It's a Mad, Mad, Mad, Mad World Filming Locations
Where was It's a Mad, Mad, Mad, Mad World filmed? It's a Mad, Mad, Mad, Mad World was filmed in 35 locations across United States in the following places:
It's a Mad, Mad, Mad, Mad World Filming Locations
Twentynine Palms is a city in San Bernardino County, California. It serves as one of the entry points to Joshua Tree National Park.
Long Beach is a coastal city and port in Southern California. Moored in its Queensway Bay, RMS Queen Mary is a retired ocean liner and museum ship. The waterfront Aquarium of the Pacific features touch tanks and a shark lagoon. Modern and contemporary works are on display at the Museum of Latin American Art. Rancho Los Cerritos is a 19th-century adobe home and museum set in expansive gardens.
Oxnard is a seaside city west of Los Angeles, in California. Its central Carnegie Art Museum displays contemporary California art in a former library, built in 1906. Nearby, early-1900s homes dot Heritage Square. On the Pacific Coast, Oxnard Beach Park has a wide, sandy shoreline and a grassy lawns, with picnic tables and views of Channel Islands National Park and the Channel Islands National Marine Sanctuary.
Yucca Valley is an incorporated town in San Bernardino County, California, United States. The population was 21,738 as of the 2020 census. Yucca Valley lies 20 miles north of Palm Springs, and 49 miles east of San Bernardino.
Palos Verdes Estates is a coastal city in Los Angeles County, California, United States, situated on the Palos Verdes Peninsula and neighboring Rancho Palos Verdes and Rolling Hills Estates.

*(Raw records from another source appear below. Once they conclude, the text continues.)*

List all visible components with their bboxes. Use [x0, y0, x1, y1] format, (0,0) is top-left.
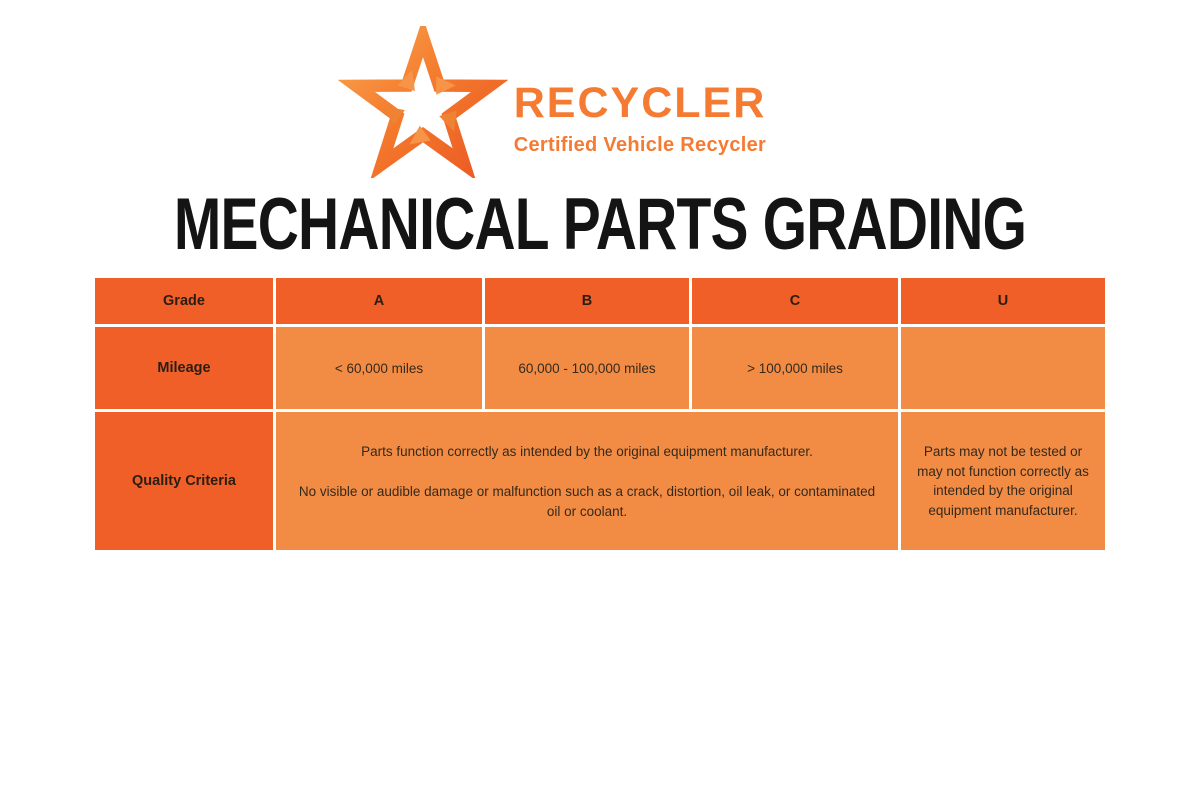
header-cell-grade-c: C — [692, 278, 898, 325]
quality-abc-paragraph-2: No visible or audible damage or malfunct… — [298, 484, 876, 519]
logo-text-block: RECYCLER Certified Vehicle Recycler — [514, 82, 767, 157]
mileage-grade-a-cell: < 60,000 miles — [276, 327, 482, 410]
mileage-grade-u-cell — [901, 327, 1105, 410]
mileage-grade-c-cell: > 100,000 miles — [692, 327, 898, 410]
header-cell-grade: Grade — [95, 278, 273, 325]
mileage-grade-b-cell: 60,000 - 100,000 miles — [485, 327, 689, 410]
table-header-row: Grade A B C U — [95, 278, 1105, 325]
quality-criteria-row: Quality Criteria Parts function correctl… — [95, 412, 1105, 551]
mileage-label-cell: Mileage — [95, 327, 273, 410]
brand-name: RECYCLER — [513, 79, 767, 127]
brand-tagline: Certified Vehicle Recycler — [513, 134, 767, 156]
recycler-logo: RECYCLER Certified Vehicle Recycler — [337, 26, 767, 178]
recycling-arrows-star-icon — [337, 26, 508, 178]
page-title: MECHANICAL PARTS GRADING — [173, 184, 1027, 265]
quality-grade-u-cell: Parts may not be tested or may not funct… — [901, 412, 1105, 551]
quality-abc-paragraph-1: Parts function correctly as intended by … — [361, 443, 813, 459]
grading-table: Grade A B C U Mileage < 60,000 miles 60,… — [92, 275, 1108, 553]
mileage-row: Mileage < 60,000 miles 60,000 - 100,000 … — [95, 327, 1105, 410]
header-cell-grade-u: U — [901, 278, 1105, 325]
quality-grades-abc-cell: Parts function correctly as intended by … — [276, 412, 898, 551]
header-cell-grade-b: B — [485, 278, 689, 325]
logo-header: RECYCLER Certified Vehicle Recycler — [0, 0, 1152, 178]
quality-label-cell: Quality Criteria — [95, 412, 273, 551]
header-cell-grade-a: A — [276, 278, 482, 325]
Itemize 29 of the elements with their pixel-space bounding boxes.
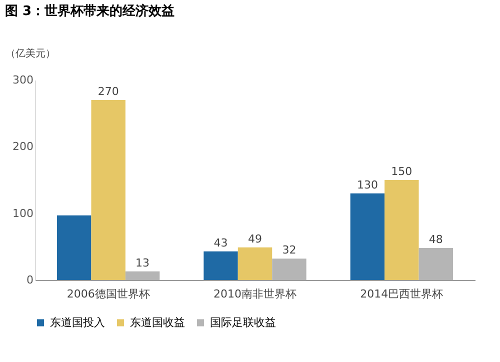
bar (238, 247, 272, 280)
y-tick-label: 200 (12, 140, 34, 154)
legend-label: 东道国收益 (130, 316, 185, 329)
x-tick-label: 2010南非世界杯 (214, 288, 296, 300)
data-label: 130 (356, 178, 378, 192)
legend-label: 国际足联收益 (210, 316, 276, 329)
data-label: 150 (391, 165, 412, 178)
y-axis-title: （亿美元） (6, 48, 56, 60)
chart-title: 图 3：世界杯带来的经济效益 (5, 3, 175, 19)
data-label: 48 (428, 233, 443, 246)
y-tick-label: 100 (12, 206, 34, 220)
bar (91, 100, 126, 280)
bar (418, 248, 453, 280)
bar (384, 180, 419, 280)
x-tick-label: 2014巴西世界杯 (360, 288, 444, 300)
y-tick-label: 0 (26, 274, 34, 286)
bar (57, 215, 92, 280)
data-label: 13 (136, 256, 150, 270)
data-label: 32 (282, 244, 296, 257)
legend-label: 东道国投入 (50, 316, 105, 329)
bar (204, 251, 238, 280)
bar (125, 271, 160, 280)
data-label: 43 (214, 236, 228, 250)
bar (272, 258, 306, 280)
x-tick-label: 2006德国世界杯 (66, 288, 150, 300)
data-label: 49 (248, 232, 262, 246)
y-tick-label: 300 (12, 74, 34, 86)
bar (350, 193, 385, 280)
data-label: 270 (98, 85, 119, 98)
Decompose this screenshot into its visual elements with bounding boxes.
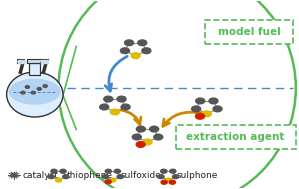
Circle shape	[51, 169, 57, 173]
Circle shape	[104, 96, 113, 102]
Circle shape	[136, 142, 145, 147]
FancyBboxPatch shape	[205, 20, 293, 44]
Text: catalyst: catalyst	[22, 171, 58, 180]
Circle shape	[11, 173, 17, 177]
Circle shape	[110, 178, 116, 182]
Text: thiophene: thiophene	[67, 171, 112, 180]
FancyBboxPatch shape	[28, 59, 42, 63]
Circle shape	[121, 104, 130, 110]
Circle shape	[170, 169, 176, 173]
Ellipse shape	[7, 72, 63, 117]
Circle shape	[202, 111, 211, 117]
Circle shape	[136, 126, 145, 132]
Circle shape	[60, 169, 66, 173]
Text: extraction agent: extraction agent	[187, 132, 285, 142]
Circle shape	[105, 180, 111, 184]
Circle shape	[161, 180, 167, 184]
Circle shape	[48, 175, 54, 179]
Circle shape	[63, 175, 69, 179]
Circle shape	[154, 134, 163, 140]
Circle shape	[55, 178, 62, 182]
Circle shape	[165, 178, 171, 182]
Circle shape	[196, 98, 205, 104]
Circle shape	[173, 175, 179, 179]
Circle shape	[31, 91, 35, 94]
Ellipse shape	[17, 79, 29, 92]
Circle shape	[110, 109, 119, 115]
FancyBboxPatch shape	[176, 125, 296, 149]
Circle shape	[161, 169, 167, 173]
Circle shape	[143, 139, 152, 145]
Circle shape	[105, 169, 111, 173]
Text: sulphone: sulphone	[176, 171, 218, 180]
Circle shape	[192, 106, 201, 112]
Text: sulfoxide: sulfoxide	[121, 171, 162, 180]
Circle shape	[114, 169, 120, 173]
Circle shape	[169, 180, 176, 184]
Circle shape	[37, 88, 41, 90]
Circle shape	[124, 40, 134, 46]
Circle shape	[43, 85, 47, 87]
FancyBboxPatch shape	[29, 63, 40, 75]
Circle shape	[213, 106, 222, 112]
Circle shape	[138, 40, 147, 46]
Circle shape	[25, 86, 30, 88]
Text: model fuel: model fuel	[218, 27, 281, 37]
Ellipse shape	[9, 79, 61, 105]
Circle shape	[102, 175, 109, 179]
Circle shape	[131, 53, 140, 59]
Circle shape	[132, 134, 141, 140]
Circle shape	[117, 175, 123, 179]
Circle shape	[100, 104, 109, 110]
Circle shape	[21, 91, 25, 94]
Circle shape	[196, 113, 205, 119]
Circle shape	[117, 96, 126, 102]
Circle shape	[158, 175, 164, 179]
Circle shape	[209, 98, 218, 104]
Circle shape	[150, 126, 159, 132]
Circle shape	[142, 48, 151, 54]
Circle shape	[120, 48, 129, 54]
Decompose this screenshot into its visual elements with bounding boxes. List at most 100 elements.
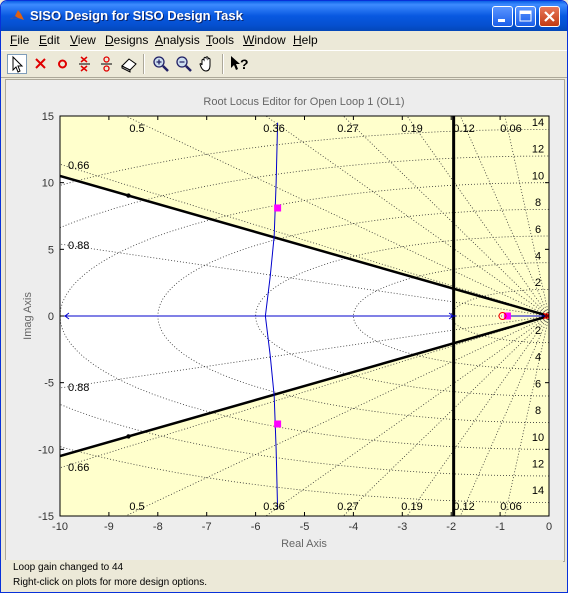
x-tick-label: -4 xyxy=(349,521,359,533)
maximize-button[interactable] xyxy=(515,6,536,27)
status-line-hint: Right-click on plots for more design opt… xyxy=(13,577,207,588)
damping-grid-line xyxy=(504,116,549,317)
damping-label-top: 0.36 xyxy=(263,123,284,135)
damping-label-top: 0.5 xyxy=(129,123,144,135)
root-locus-branches xyxy=(60,122,549,510)
select-arrow-icon xyxy=(12,55,24,73)
constraint-handle[interactable] xyxy=(126,434,131,439)
frequency-label: 2 xyxy=(535,325,541,337)
x-tick-label: -9 xyxy=(104,521,114,533)
minimize-button[interactable] xyxy=(492,6,513,27)
closed-loop-pole-marker[interactable] xyxy=(274,420,282,428)
frequency-label: 8 xyxy=(535,197,541,209)
locus-arrow xyxy=(64,312,70,320)
menu-view[interactable]: View xyxy=(70,33,96,47)
toolbar-separator xyxy=(143,54,145,74)
frequency-label: 6 xyxy=(535,378,541,390)
damping-grid-line xyxy=(124,116,549,317)
x-axis-label: Real Axis xyxy=(281,538,327,550)
closed-loop-pole-marker[interactable] xyxy=(274,204,282,212)
add-zero-icon xyxy=(58,59,67,69)
menu-edit[interactable]: Edit xyxy=(39,33,60,47)
root-locus-plot[interactable]: Root Locus Editor for Open Loop 1 (OL1) … xyxy=(6,80,564,561)
title-bar[interactable]: SISO Design for SISO Design Task xyxy=(1,1,567,31)
menu-window[interactable]: Window xyxy=(243,33,286,47)
toolbar: ? xyxy=(1,50,567,78)
zoom-in-button[interactable] xyxy=(151,54,171,74)
window-title: SISO Design for SISO Design Task xyxy=(30,8,243,23)
add-pole-icon xyxy=(35,58,46,69)
y-tick-label: -15 xyxy=(38,511,54,523)
x-tick-label: 0 xyxy=(546,521,552,533)
close-icon xyxy=(544,11,555,22)
constraint-handle[interactable] xyxy=(126,193,131,198)
eraser-icon xyxy=(121,58,137,73)
damping-label-bottom: 0.06 xyxy=(500,501,521,513)
damping-label-left: 0.88 xyxy=(68,240,89,252)
y-tick-label: 10 xyxy=(42,178,54,190)
x-tick-label: -7 xyxy=(202,521,212,533)
matlab-logo-icon xyxy=(10,10,24,20)
menu-tools[interactable]: Tools xyxy=(206,33,235,47)
zoom-out-button[interactable] xyxy=(174,54,194,74)
add-pole-button[interactable] xyxy=(31,54,51,74)
x-tick-label: -6 xyxy=(251,521,261,533)
frequency-label: 4 xyxy=(535,352,541,364)
damping-constraint-line[interactable] xyxy=(60,174,549,318)
damping-label-top: 0.19 xyxy=(401,123,422,135)
damping-label-bottom: 0.5 xyxy=(129,501,144,513)
add-zero-button[interactable] xyxy=(53,54,73,74)
plot-title: Root Locus Editor for Open Loop 1 (OL1) xyxy=(203,96,404,108)
x-tick-label: -5 xyxy=(300,521,310,533)
eraser-button[interactable] xyxy=(119,54,139,74)
add-complex-zero-button[interactable] xyxy=(97,54,117,74)
frequency-label: 4 xyxy=(535,251,541,263)
frequency-grid-circle xyxy=(60,182,549,450)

The city was master-planned by the noted American landscape architect and planner Frederick Law Olmsted Jr.
San Diego is a city on the Pacific coast of California known for its beaches, parks and warm climate. Immense Balboa Park is the site of the renowned San Diego Zoo, as well as numerous art galleries, artist studios, museums and gardens. A deep harbor is home to a large active naval fleet, with the USS Midway, an aircraft-carrier-turned-museum, open to the public.
Borrego Springs is a census-designated place in northeastern San Diego County, California. The population was 4,031 at the 2020 census, up from 3,429 at the 2010 census, and 2,535 at the 2000 census, including both seasonal and year-round residents.
Kernville is a census-designated place in the southern Sierra Nevada, in Kern County, California, United States. Kernville is located 42 miles northeast of Bakersfield, at an elevation of 2,667 feet.
Desert Hot Springs is a city in Riverside County, California, United States. The city is located within the Coachella Valley geographic region. The population was 32,512 as of the 2020 census, up from 25,938 at the 2010 census. The city has experienced rapid growth since the 1970s when there were 2,700 residents.
Lake Arrowhead is an unincorporated community and a census-designated place in the San Bernardino Mountains of San Bernardino County, California, surrounded by the San Bernardino National Forest, and surrounding the eponymous Lake Arrowhead Reservoir.
Pacific Beach is a relaxed neighborhood by the beach, popular with sunbathers and surfers. Trendy hotel bars and casual cafes line the boardwalk, while Mission Boulevard and the surrounding streets are dotted with women’s clothing boutiques, yoga studios and casual drinking spots that draw a young, bar-hopping crowd. Inland, the grassy slope of Kate Sessions Park has sweeping views of the city and San Diego Bay.
It's a Mad, Mad, Mad, Mad World (1963)
A group of motorists witnesses a car crash in the California desert, and after the driver's dying words indicate the location of a hidden stash of loot, they turn against each in a race across the state to get to it.